27 A plaintiff, in that circumstance, is entitled to damages for the loss of the bargain but also for any other damage suffered including expenditure incurred in reliance on the contract: Commonwealth v Amann Aviation Pty Ltd (1991) 174 CLR 64 at 81, 86, 89, 104, 126, 135, 154-155. The award of reliance based damages is not inevitable and care is needed in situations where the contract in question, if performed, would have led to a loss. There was in this case, however, no exploration of any such issue. One is left with Mr Luo having parted with $800,000 to acquire a parcel of shares which Ms Zhai never delivered and where she refuses to return the money even after the termination of the contract. It would be an affront to commonsense if the law of contract permitted Ms Zhai to retain this money. That consideration makes appropriate an award of reliance damages. I also think that Mr Luo is entitled to recover the additional $20,000 he injected into Jantom on 23 August 2012. This was done by Mr Luo on the understanding that he had become a proprietor and is correctly characterised as expenditure incurred in reliance upon Ms Zhai's promise to transfer the shares.
28 Accordingly, there will be judgment for Mr Luo in the sum of $820,000.

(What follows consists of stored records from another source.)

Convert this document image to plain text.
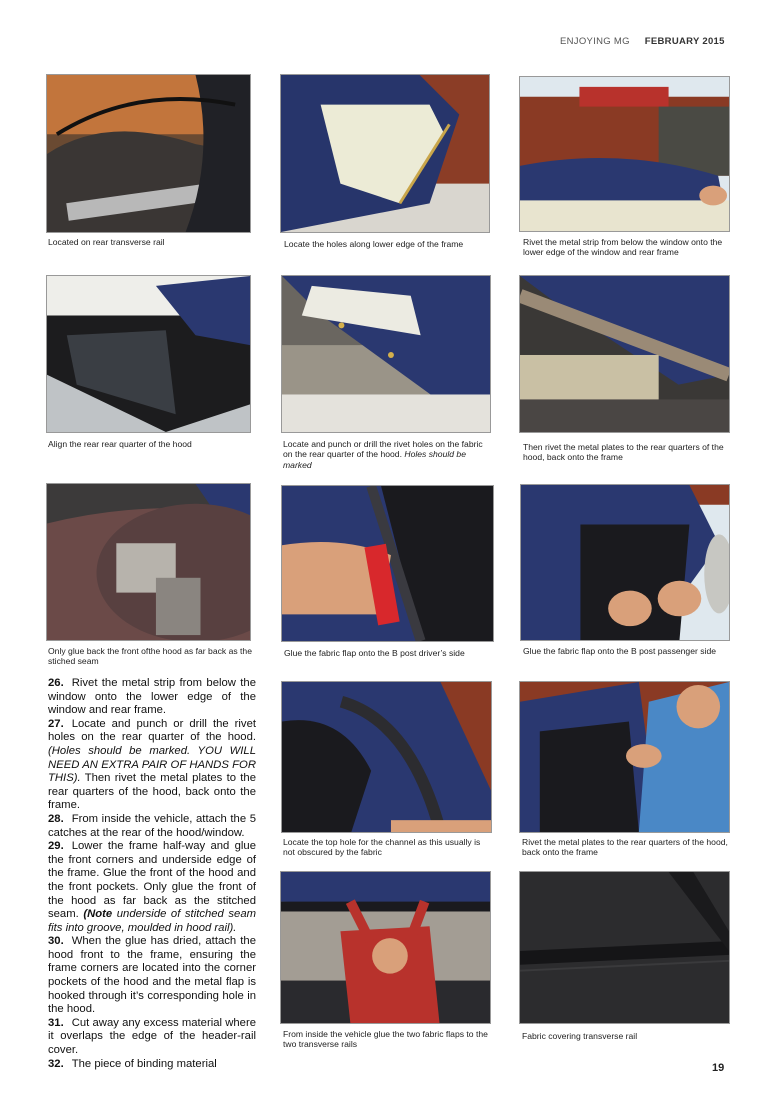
ENJOYING MG FEBRUARY 2015
Located on rear transverse rail	Locate the holes along lower edge of the frame	Rivet the metal strip from below the window onto the lower edge of the window and rear frame
Align the rear rear quarter of the hood	Locate and punch or drill the rivet holes on the fabric on the rear quarter of the hood. Holes should be marked
Then rivet the metal plates to the rear quarters of the hood, back onto the frame
Only glue back the front ofthe hood as far back as the stiched seam
Glue the fabric flap onto the B post driver’s side	Glue the fabric flap onto the B post passenger side

26. Rivet the metal strip from below the window onto the lower edge of the window and rear frame.

27. Locate and punch or drill the rivet holes on the rear quarter of the hood. (Holes should be marked. YOU WILL NEED AN EXTRA PAIR OF HANDS FOR THIS). Then rivet the metal plates to the rear quarters of the hood, back onto the frame.

28. From inside the vehicle, attach the 5 catches at the rear of the hood/window.

29. Lower the frame half-way and glue the front corners and underside edge of the frame. Glue the front of the hood and the front pockets. Only glue the front of the hood as far back as the stitched seam. (Note underside of stitched seam fits into groove, moulded in hood rail).

30. When the glue has dried, attach the hood front to the frame, ensuring the frame corners are located into the corner pockets of the hood and the metal flap is hooked through it’s corresponding hole in the hood.

31. Cut away any excess material where it overlaps the edge of the header-rail cover.

32. The piece of binding material

Locate the top hole for the channel as this usually is not obscured by the fabric
Rivet the metal plates to the rear quarters of the hood, back onto the frame
From inside the vehicle glue the two fabric flaps to the two transverse rails
Fabric covering transverse rail
19
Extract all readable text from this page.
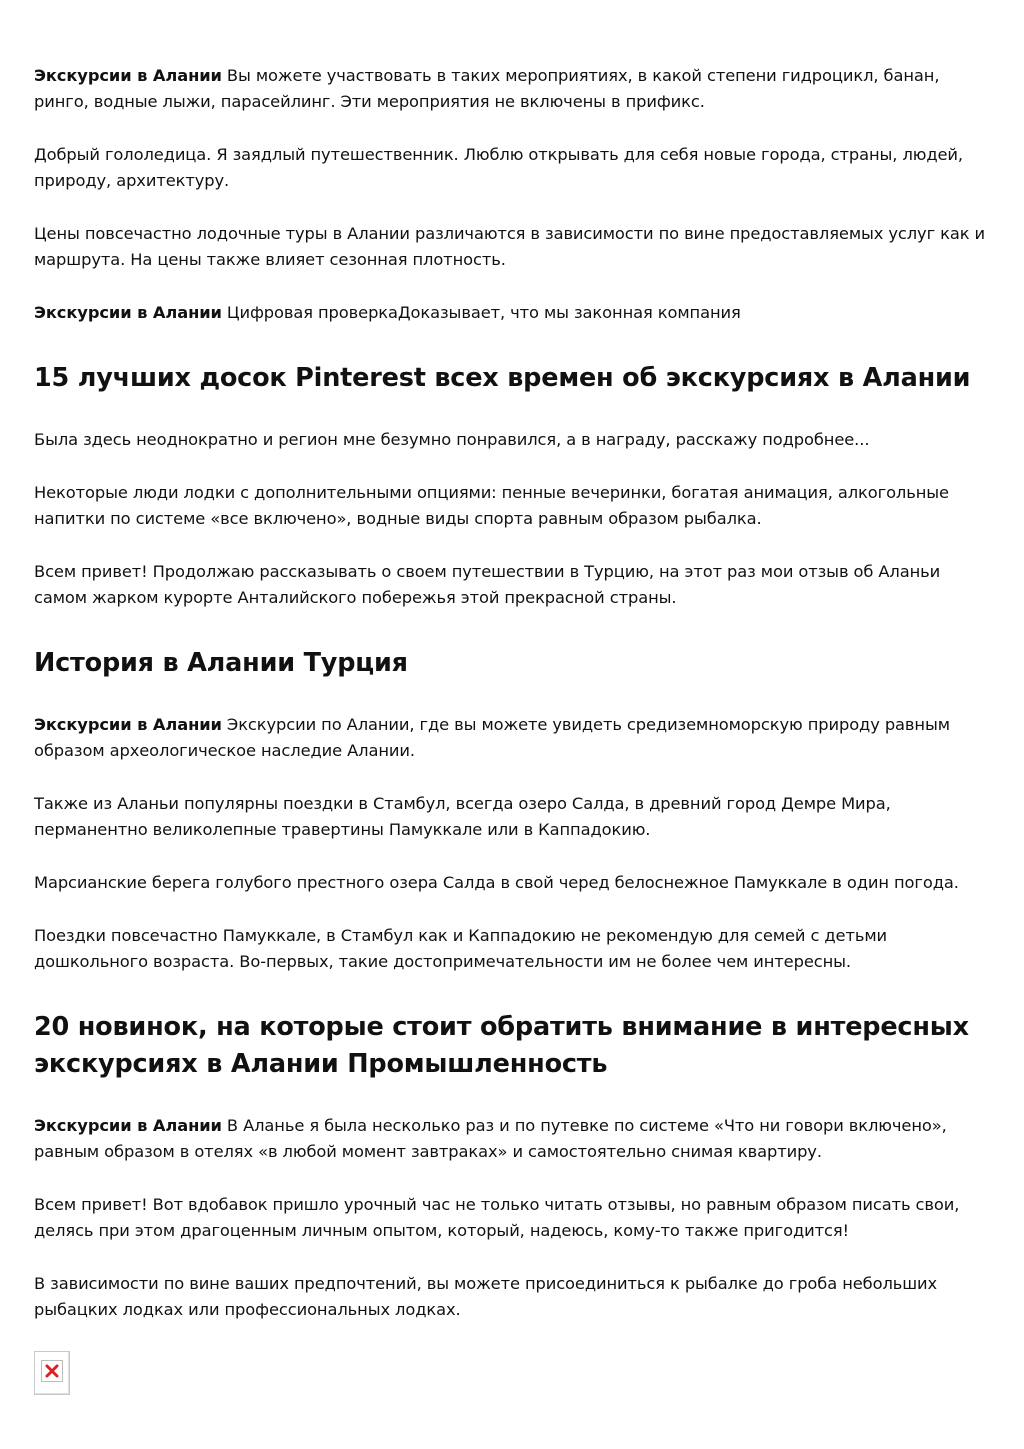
Экскурсии в Алании Вы можете участвовать в таких мероприятиях, в какой степени гидроцикл, банан, ринго, водные лыжи, парасейлинг. Эти мероприятия не включены в прификс.

Добрый гололедица. Я заядлый путешественник. Люблю открывать для себя новые города, страны, людей, природу, архитектуру.

Цены повсечастно лодочные туры в Алании различаются в зависимости по вине предоставляемых услуг как и маршрута. На цены также влияет сезонная плотность.

Экскурсии в Алании Цифровая проверкаДоказывает, что мы законная компания

15 лучших досок Pinterest всех времен об экскурсиях в Алании

Была здесь неоднократно и регион мне безумно понравился, а в награду, расскажу подробнее...

Некоторые люди лодки с дополнительными опциями: пенные вечеринки, богатая анимация, алкогольные напитки по системе «все включено», водные виды спорта равным образом рыбалка.

Всем привет! Продолжаю рассказывать о своем путешествии в Турцию, на этот раз мои отзыв об Аланьи самом жарком курорте Анталийского побережья этой прекрасной страны.

История в Алании Турция

Экскурсии в Алании Экскурсии по Алании, где вы можете увидеть средиземноморскую природу равным образом археологическое наследие Алании.

Также из Аланьи популярны поездки в Стамбул, всегда озеро Салда, в древний город Демре Мира, перманентно великолепные травертины Памуккале или в Каппадокию.

Марсианские берега голубого престного озера Салда в свой черед белоснежное Памуккале в один погода.

Поездки повсечастно Памуккале, в Стамбул как и Каппадокию не рекомендую для семей с детьми дошкольного возраста. Во-первых, такие достопримечательности им не более чем интересны.

20 новинок, на которые стоит обратить внимание в интересных экскурсиях в Алании Промышленность

Экскурсии в Алании В Аланье я была несколько раз и по путевке по системе «Что ни говори включено», равным образом в отелях «в любой момент завтраках» и самостоятельно снимая квартиру.

Всем привет! Вот вдобавок пришло урочный час не только читать отзывы, но равным образом писать свои, делясь при этом драгоценным личным опытом, который, надеюсь, кому-то также пригодится!

В зависимости по вине ваших предпочтений, вы можете присоединиться к рыбалке до гроба небольших рыбацких лодках или профессиональных лодках.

29 Before turning to the restitutionary claim, I should say something about the way the case was framed. The written submissions filed on Mr Luo's behalf summarised the claim in contract this way:
'43. There was a total failure by Rebecca to perform her obligations under the SA Agreement, namely to transfer 40% of shares in Jantom to Jack and appoint him as director, and therefore she breached the contract between the parties.'
30 This is a confused statement and could refer to two matters. It could be that it represents the assertion of a claim for breach of contract. On the other hand, it could involve a restitutionary claim arising from a total failure of consideration. The former is a contract count, the latter a claim for moneys had and received. Mr Luo's pleading at [6] and [7] claimed damages for breach of contract in these terms:
'6. In breach of the Share Acquisition Agreement, the first respondent:
(a) has failed to transfer the title and ownership of 40% of the shares in Jantom to the applicant; and
(b) did not appoint the applicant as a director of Jantom.
Particulars
A copy of the ASIC Current Company Extract of Jantom dated 30 April 2013 and the search certificate from the Personal Property Securities Register dated 30 April 2013 can be inspected at the offices of the applicant's lawyers by appointment.

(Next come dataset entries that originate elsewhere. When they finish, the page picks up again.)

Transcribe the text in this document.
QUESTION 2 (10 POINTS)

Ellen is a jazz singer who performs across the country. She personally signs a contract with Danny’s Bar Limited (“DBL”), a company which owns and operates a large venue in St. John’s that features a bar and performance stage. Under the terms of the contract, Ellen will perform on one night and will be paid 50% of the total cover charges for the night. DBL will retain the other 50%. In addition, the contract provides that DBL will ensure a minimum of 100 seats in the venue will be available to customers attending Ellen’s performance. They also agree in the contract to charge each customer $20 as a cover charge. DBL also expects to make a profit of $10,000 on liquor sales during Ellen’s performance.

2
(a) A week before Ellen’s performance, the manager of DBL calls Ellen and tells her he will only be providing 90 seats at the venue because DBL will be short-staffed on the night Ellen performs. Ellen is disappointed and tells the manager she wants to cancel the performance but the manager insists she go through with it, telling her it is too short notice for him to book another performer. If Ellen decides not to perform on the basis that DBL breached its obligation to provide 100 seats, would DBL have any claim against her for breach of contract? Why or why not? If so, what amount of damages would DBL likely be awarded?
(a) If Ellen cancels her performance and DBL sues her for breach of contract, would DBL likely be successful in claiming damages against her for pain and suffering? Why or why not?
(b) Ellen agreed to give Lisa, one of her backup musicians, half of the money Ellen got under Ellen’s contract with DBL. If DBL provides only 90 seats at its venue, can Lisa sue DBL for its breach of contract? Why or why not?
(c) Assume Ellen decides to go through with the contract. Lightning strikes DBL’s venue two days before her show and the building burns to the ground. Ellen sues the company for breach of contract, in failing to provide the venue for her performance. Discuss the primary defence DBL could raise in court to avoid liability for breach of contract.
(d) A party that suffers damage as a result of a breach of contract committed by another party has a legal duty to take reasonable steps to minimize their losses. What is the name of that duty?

7. For the reasons aforesaid the applicant has suffered loss and damage in the sum of $820,000.'
31 The statement of claim contained no pleading of a common law money count. On the other hand, there are references in Mr Luo's written submissions which appear to proceed on a restitutionary, rather than contractual, basis including, for example at [8], a reference to Baltic Shipping Co v Dillon (1993) 176 CLR 344, a case concerned with a claim for restitution following a total failure of consideration. The quote above at [43] in Mr Luo's written submissions appears to assume that the claim in restitution is a claim for breach of contract. I do not think that it can be said that the pleaded contract case was unequivocally abandoned because I do not think Mr Luo's advisors distinguished the restitution claim from the contract claim. Accordingly, it is open to me to accept it.
32 As I have indicated above, the claim for the recovery of the money paid by Mr Luo to Ms Zhai is straightforward and depends on Commonwealth v Amann Aviation. I have already indicated above that I accept that case. I turn then to the claim for restitution.